O intervalo QT (Fig. 3-2), medido do início do complexo QRS ao final da onda T, é inversamente proporcional à freqüência cardíaca. A correção para freqüência cardíaca deve ser feita dividindo-se o intervalo QT medido pela raiz quadrada do intervalo RR precedente. Esta medida corrigida é referida como intervalo QTc. Tabelas padronizadas devem ser consultadas para as durações máxima e mínima do intervalo QTc em recém-nascidos e crianças. Entretanto, em torno do primeiro mês de vida, a duração QTc normalmente não é maior que 0,45 segundos.

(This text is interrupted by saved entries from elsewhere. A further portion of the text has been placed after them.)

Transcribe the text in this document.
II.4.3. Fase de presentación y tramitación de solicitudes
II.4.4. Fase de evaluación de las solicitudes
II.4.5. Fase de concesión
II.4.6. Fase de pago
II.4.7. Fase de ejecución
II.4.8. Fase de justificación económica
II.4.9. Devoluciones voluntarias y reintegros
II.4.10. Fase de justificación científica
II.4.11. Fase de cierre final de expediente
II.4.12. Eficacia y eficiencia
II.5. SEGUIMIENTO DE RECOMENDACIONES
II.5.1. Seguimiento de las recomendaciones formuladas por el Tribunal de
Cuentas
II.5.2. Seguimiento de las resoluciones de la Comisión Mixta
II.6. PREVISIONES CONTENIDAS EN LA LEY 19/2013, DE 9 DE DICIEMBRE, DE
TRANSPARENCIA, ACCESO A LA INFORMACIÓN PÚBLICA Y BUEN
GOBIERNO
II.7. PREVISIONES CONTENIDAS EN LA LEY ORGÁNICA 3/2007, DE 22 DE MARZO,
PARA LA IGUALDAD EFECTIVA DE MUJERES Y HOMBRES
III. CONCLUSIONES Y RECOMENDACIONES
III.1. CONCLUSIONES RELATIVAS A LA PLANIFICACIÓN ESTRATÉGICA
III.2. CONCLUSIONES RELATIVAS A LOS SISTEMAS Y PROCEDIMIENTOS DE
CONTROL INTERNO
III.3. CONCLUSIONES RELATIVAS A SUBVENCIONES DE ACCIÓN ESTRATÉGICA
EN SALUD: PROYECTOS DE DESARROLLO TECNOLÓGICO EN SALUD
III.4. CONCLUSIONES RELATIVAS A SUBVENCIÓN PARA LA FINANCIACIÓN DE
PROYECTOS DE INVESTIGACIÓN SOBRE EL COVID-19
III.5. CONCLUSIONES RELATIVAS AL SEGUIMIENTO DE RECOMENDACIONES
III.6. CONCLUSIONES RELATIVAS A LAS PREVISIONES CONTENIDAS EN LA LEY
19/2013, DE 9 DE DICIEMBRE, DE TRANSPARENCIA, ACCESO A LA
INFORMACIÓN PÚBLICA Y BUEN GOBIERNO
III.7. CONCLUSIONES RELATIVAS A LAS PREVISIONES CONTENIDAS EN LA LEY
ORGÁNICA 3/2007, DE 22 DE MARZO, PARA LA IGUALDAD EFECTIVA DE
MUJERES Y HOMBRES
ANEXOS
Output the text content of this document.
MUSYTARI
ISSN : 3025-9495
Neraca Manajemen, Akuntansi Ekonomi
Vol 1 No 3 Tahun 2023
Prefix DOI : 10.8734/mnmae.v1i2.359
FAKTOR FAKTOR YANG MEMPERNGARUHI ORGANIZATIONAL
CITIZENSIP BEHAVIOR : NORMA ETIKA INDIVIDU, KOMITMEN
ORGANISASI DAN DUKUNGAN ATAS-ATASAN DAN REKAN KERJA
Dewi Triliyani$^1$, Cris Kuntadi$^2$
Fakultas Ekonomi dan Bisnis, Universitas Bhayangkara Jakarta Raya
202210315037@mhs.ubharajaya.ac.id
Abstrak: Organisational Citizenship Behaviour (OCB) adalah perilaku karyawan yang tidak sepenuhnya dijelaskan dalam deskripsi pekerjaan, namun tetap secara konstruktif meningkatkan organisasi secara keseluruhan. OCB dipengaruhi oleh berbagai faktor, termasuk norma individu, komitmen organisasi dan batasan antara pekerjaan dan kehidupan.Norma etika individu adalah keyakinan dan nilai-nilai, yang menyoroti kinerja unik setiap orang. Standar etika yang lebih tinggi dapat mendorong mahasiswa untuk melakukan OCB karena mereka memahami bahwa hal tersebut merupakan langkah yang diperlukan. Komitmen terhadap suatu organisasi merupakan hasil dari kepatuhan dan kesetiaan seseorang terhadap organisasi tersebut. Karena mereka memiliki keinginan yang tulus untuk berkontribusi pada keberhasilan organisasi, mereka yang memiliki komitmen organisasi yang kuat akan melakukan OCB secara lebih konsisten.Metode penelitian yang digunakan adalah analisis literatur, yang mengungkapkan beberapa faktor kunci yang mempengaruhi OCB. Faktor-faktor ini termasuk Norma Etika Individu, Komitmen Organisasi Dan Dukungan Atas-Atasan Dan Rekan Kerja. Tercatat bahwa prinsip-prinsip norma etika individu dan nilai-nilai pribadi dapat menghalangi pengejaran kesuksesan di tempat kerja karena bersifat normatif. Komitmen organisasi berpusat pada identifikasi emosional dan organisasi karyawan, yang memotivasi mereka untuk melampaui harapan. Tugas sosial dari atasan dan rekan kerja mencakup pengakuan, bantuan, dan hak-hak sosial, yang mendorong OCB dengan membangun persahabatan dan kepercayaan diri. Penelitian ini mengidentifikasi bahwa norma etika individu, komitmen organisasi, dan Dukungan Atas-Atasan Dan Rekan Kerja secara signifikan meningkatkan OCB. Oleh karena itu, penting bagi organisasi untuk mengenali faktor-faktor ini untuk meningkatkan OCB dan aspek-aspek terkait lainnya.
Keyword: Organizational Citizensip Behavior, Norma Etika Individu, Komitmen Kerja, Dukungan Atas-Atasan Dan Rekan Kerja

O prolongamento do intervalo QTc pode ser encontrado em algumas formas de cardite ativa, com hipocalcemia, ou após administração de quinidina. O amento do intervalo QTc também pode ser observado em algumas síndromes associadas à morte súbita, como Romano-Ward e Lange e Jervell-Nielson, discutidas brevemente no Cap. 17. Nestes pacientes o intervalo QTc é marcadamente aumentado, e não causa preocupação, pois são variações de poucos centésimos de segundo. O encurtamento do intervalo QTc ocorre após administração de digital e na presença de hipercalcemia.

Eixo do QRS

As forças elétricas representadas pelo QRS apresentam uma magnitude e direção média que podem ser inscritas por um vetor. Quando construído a partir das seis derivações dos membros, este vetor representa o eixo médio do QRS como visto no plano frontal. O cálculo exato do eixo do QRS médio é mais uma tarefa de consumo de tempo, já que tem pouco valor adicional — colocar o eixo do QRS frontal em quadrantes é mais que adequado para os objetivos clínicos. Para esta abordagem simples e prática, a relação R/S nas derivações I e aVF e utilizada (Fig. 3-3). A derivação I registra o potencial elétrico entre os braços direito e esquerdo, com o braço esquerdo sendo designado como pólo positivo. Logo, em pacientes normais, um complexo QRS positivo na derivação I (onda R ou R dominante) indica que o eixo está direcionado à esquerda da linha vertical. Por outro lado, se o complexo QRS for predominantemente negativo na derivação I (onda S dominante), o eixo está orientado para a direita da linha vertical. A relação R/S na derivação aVF determina se o eixo médio do QRS está direcionado superior ou inferiormente. Esta derivação de membro unipolar e aumentada vê a atividade elétrica do coração a partir da perna esquerda, com a direção do impulso voltada para perna considerada positiva. Logo, um complexo QRS positivo em aVF (onda R dominante) determina o eixo médio do QRS como sendo inferior à linha horizontal, enquanto que um complexo QRS negativo (onda S dominante) na derivação aVF indica que o eixo está direcionado superiormente à linha horizontal.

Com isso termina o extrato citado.